Luego decidí hacer un análisis racional. Lo primero que noté fue que el mapa pintado de negro por los nazis, antes de la guerra, era más pequeño que el rojo posterior.
Así fue que el presidente francés agradeció a la URSS —cuando creíamos que era un mal sueño olvidado— su papel en la guerra: el imperio creado por Stalin, con la imprescindible colaboración de los Aliados, era mayor que el Nazi y más terrorífico, asesinó a más de 30 millones.
La SGM, con más de 60 millones de muertos y daños materiales monstruosos, produjo una tiranía aun mayor que después fue derribada por gente de paz como Juan Pablo II, demostrando que las guerras, la violencia, jamás solucionan los problemas sino que los agravan.

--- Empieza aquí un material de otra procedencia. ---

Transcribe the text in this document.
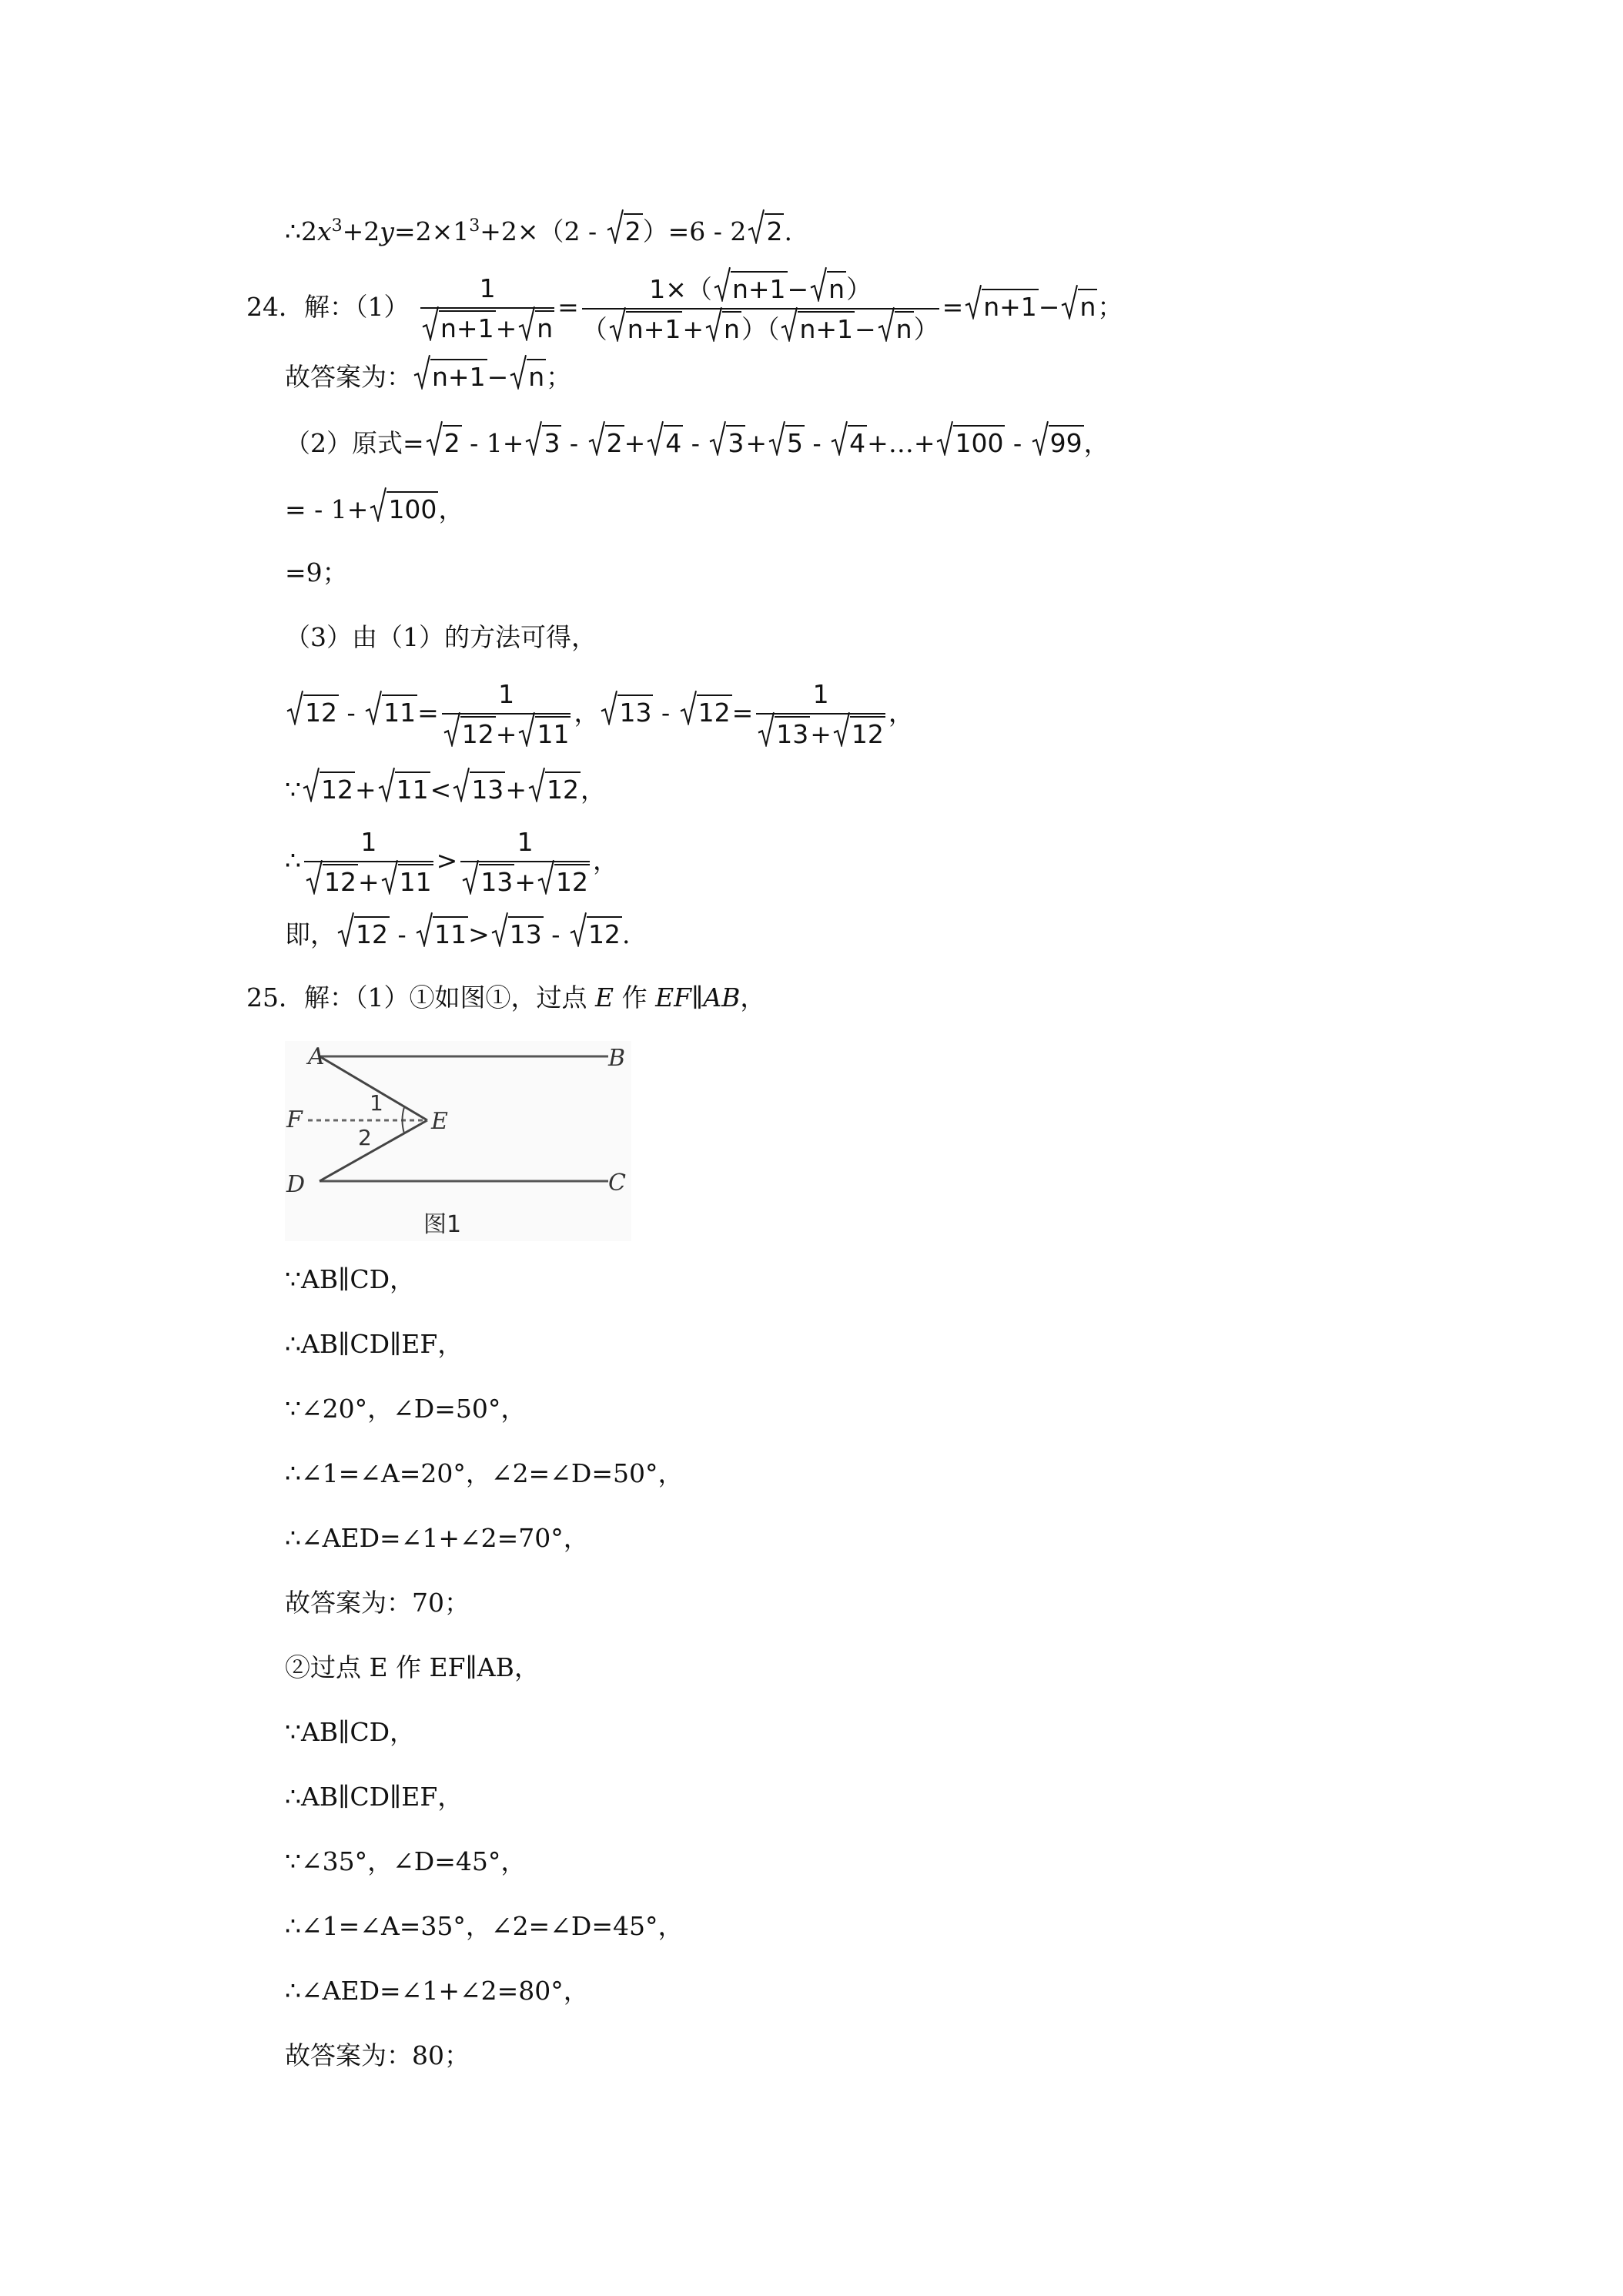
$\therefore 2x^3+2y=2\times 1^3+2\times(2$ -
2）=6 - 2 2.
24．解：$(1) \frac{1}{n+1+ n} = \frac{1\times( n+1- n)}{( n+1+ n)( n+1- n)} = n+1- n$；
故答案为： n+1− n；
（2）原式= 2 - 1+ 3 -
2+ 4 -
3+ 5 -
4+…+ 100 -
99，
= - 1+ 100，
=9；
（3）由（1）的方法可得，
12 -
$11= \frac{1}{12+ 11}$ ， 13 -
$12= \frac{1}{13+ 12}$ ，
∵ 12+ 11< 13+ 12，
∴ $\frac{1}{12+ 11} > \frac{1}{13+ 12}$ ，
即， 12 -
11> 13 -
12.
25．解：（1）①如图①，过点 E 作 EF∥AB，
A	B
F	E
D	C
1
2
图1
∵AB∥CD，
∴AB∥CD∥EF，
∵∠20°，∠D=50°，
∴∠1=∠A=20°，∠2=∠D=50°，
∴∠AED=∠1+∠2=70°，
故答案为：70；
②过点 E 作 EF∥AB，
∵AB∥CD，
∴AB∥CD∥EF，
∵∠35°，∠D=45°，
∴∠1=∠A=35°，∠2=∠D=45°，
∴∠AED=∠1+∠2=80°，
故答案为：80；
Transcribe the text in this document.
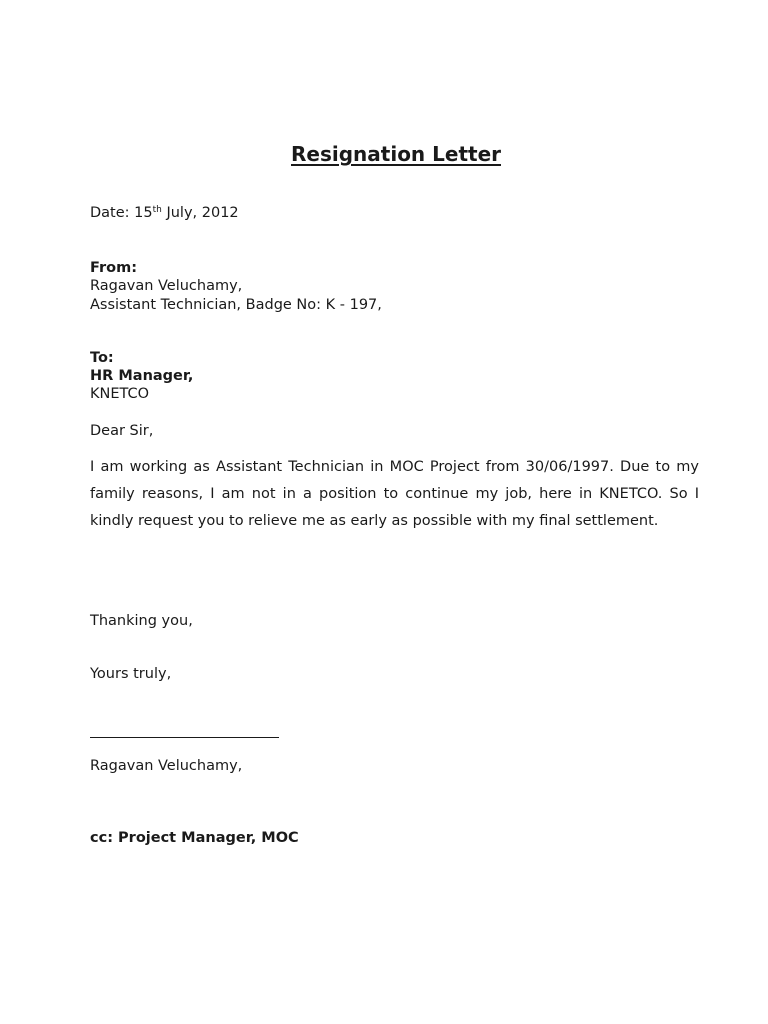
Resignation Letter

Date: 15th July, 2012

From:

Ragavan Veluchamy,

Assistant Technician, Badge No: K - 197,

To:

HR Manager,

KNETCO

Dear Sir,

I am working as Assistant Technician in MOC Project from 30/06/1997. Due to my family reasons, I am not in a position to continue my job, here in KNETCO. So I kindly request you to relieve me as early as possible with my final settlement.

Thanking you,

Yours truly,

Ragavan Veluchamy,

cc: Project Manager, MOC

Hitler hubiera caído con más facilidad que la URSS y con un costo inferior a la SGM. Por eso es que nunca antes habían “homenajeado” a estos 20 mil inocentes, porque uno solo de estos seres humanos era razón más que suficiente para condenar esta guerra.
En fin, como el hombre evoluciona por maduración y no por cambios radicales, difícilmente el pontificado de Francisco logre el fin definitivo de las contiendas armadas, pero sin duda marcará el fin de la “justificación moral” de la guerras que, en adelante, serán todas invariablemente vistas como actos gravemente ofensivos contra la humanidad, que “claman contra Dios”.